The cis/trans isomerization of the double bond of a fatty acid as a strategy for adaptation to changes in ambient temperature in the psychrophilic bacterium, Vibrio sp. strain ABE-1.

The major phospholipid, phosphatidylethanolamine (PE), of Vibrio sp. strain ABE-1 contains a unique trans-unsaturated fatty acid, 9-trans-hexadecenoic acid (16:1(9t], at the sn-2 position of the glycerol moiety. The major molecular species of PE that contain 16:1(9t) at the sn-2 position have either 9-cis-hexadecenoic acid (16:1(9c] or hexadecanoic acid (16:0) at the sn-1 position.
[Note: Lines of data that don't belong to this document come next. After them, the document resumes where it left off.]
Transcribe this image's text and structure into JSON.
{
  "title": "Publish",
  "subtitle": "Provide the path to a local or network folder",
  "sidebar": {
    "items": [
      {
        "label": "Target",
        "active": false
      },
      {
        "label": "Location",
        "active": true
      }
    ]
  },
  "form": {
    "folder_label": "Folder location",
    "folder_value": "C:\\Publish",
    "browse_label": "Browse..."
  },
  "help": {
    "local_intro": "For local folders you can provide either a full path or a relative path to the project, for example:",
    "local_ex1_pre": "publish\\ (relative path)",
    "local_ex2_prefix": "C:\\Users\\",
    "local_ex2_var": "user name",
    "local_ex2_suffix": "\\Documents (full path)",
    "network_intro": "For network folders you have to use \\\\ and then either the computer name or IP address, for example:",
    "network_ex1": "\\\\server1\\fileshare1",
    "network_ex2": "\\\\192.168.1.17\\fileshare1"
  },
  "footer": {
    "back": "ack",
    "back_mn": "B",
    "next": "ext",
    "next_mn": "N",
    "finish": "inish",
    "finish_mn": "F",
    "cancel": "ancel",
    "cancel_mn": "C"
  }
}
The transition temperatures of the liquid-crystal to the gel phase of 16:1(9c)/16:1(9t)-PE and 16:0/16:1(9t)-PE were -3 degrees C and 38 degrees C, respectively, temperatures that were 31 degrees C and 18 degrees C higher than the corresponding temperatures for 16:1(9c)/16:1(9c)-PE and 16:0/16:1(9c)-PE. The proportion of 16:1(9c)/16:1(9t)-PE and 16:0/16:1(9t)-PE increased significantly in cells grown at 20 degrees C over that in cells grown at 5 degrees C. When cells grown at 5 degrees C were incubated at 20 degrees C in the presence of cerulenin, an inhibitor of the synthesis de novo of fatty acids, the level of 16:1(9t) increased almost in parallel with a concomitant decrease in the level of 16:1(9c) at the sn-2 position. These results suggest that 16:1(9c) is converted to 16:1(9t) by the cis/trans isomerization of the double bond in the fatty acid. This conversion is discussed as a possible strategy for adaptation by bacteria to changes in temperature.